You and Niek started Plennid when you were still students. You drew a great deal of attention right from the start. You not only won the Elevator pitch, you also got nominated for the 2017 BESI Award. Is Plennid still the same company it was in those early years when you started out?
Nominee BESI Award - Kees van Rengs, Plennid
No, it’s not actually. We’ve had to change the way we do things. The initial plan was to set up a co-working space, a physical place where entrepreneurs, researchers, retailers, municipalities, and others could find each other and together work on plans for sustainable developments. But a co-working space requires investment in buildings, and that’s a costly affair. At a certain point, we were forced to change course. Like any other enterprise, sustainable entrepreneurship can’t get round the triple P: people, planet, profit. If there is no money coming in, you need to change your strategy. Instead of co-working and consultancy, we now got into setting up projects ourselves. You subsequently get clients, your network grows, and a community forms. Within that community we noticed there were a lot of young professionals looking to make their work meaningful and fulfilling. We then said to each other: Let’s help these people. And that’s how, next to our own projects, we also got into mediating in projects and helping people find ‘green jobs’.

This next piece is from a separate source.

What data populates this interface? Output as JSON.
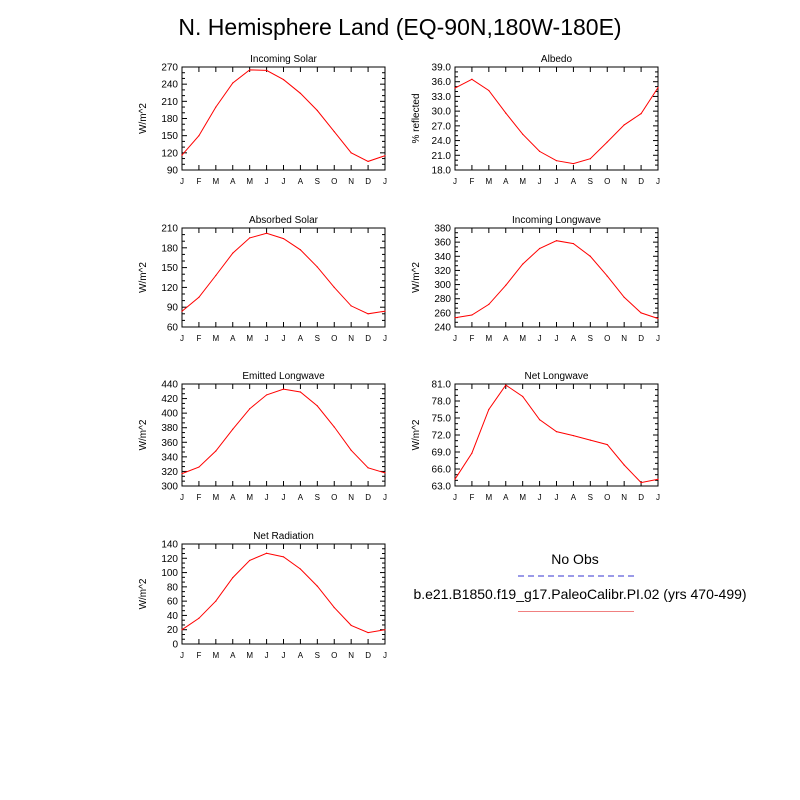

Could you tell us a little bit more about your projects?
We do project development on the basis of circular business models. These are models based on use instead of ownership (think of Swap Bikes, for instance, so popular now among students). We also look at material flows: what is the product made of, where do raw materials and products come from? Can’t we look for materials in the more immediate environment, or for other materials? Circular procurement is part of that too. We partly carry out these projects ourselves, and partly outsource people to organizations or municipalities. So thirdly, we are also into human capital management, helping people find green jobs.
Back to the University. For some time now, Tilburg University has had an educational profile that chimes with what you practice as a sustainable entrepreneur. This profile is built on three pillars – knowledge, skills, and character – that inform Tilburg University’s aspiration to educate students to become competent, self-confident, and engaged academics who understand society and who make a meaningful contribution to society.
Thank you for bringing this up! It is precisely because of ‘knowledge, skills, character’ that I’m keen to give this interview. Our motto at Plennid is that in our candidates we don’t look so much for educational training as we do for character. It’s about the why, about what drives you. That fits the University’s profile to a T. Knowledge won’t make you stand out. We recognize that too. Why should people want to hire you? What sets you apart is character, and vision. What drives you, what can you contribute?
Did you see much of this in your studies at Tilburg University?
Not a lot, to be honest, apart from the fact that I was offered the opportunity to do the Sustainable Entrepreneurship track and to get my teeth into a practical case. But what strikes me, and that is true not just for Tilburg University, is the propensity for slow processing in education. Education is consistently not up to date and is incapable of responding adequately to swift social changes and corporate innovations.
You yourself are now working with young professionals. What do today’s young professionals need and what can universities do to accommodate them?
Looking at the Economics degree program, I’d say that it should include a traineeship or a course on the circular economy. But there clearly should also be a focus on soft skills: giving presentations, getting the message across, communicating – to young entrepreneurs these are very important skills. Before studying at Tilburg University I attended a university of applied sciences, and I think that young professionals need both worlds: research-based knowledge and skills combined with a solid grounding in a practical approach. You build your own character, but a university can make its students aware of their responsibilities and organize its educational program accordingly.
Kees' story is a good example of the Tilburg Educational Profile: Students are taught to think critically about and work on complex problems in a changing society. As a young professional, they will be able to use their knowledge, skills, and character to contribute to society.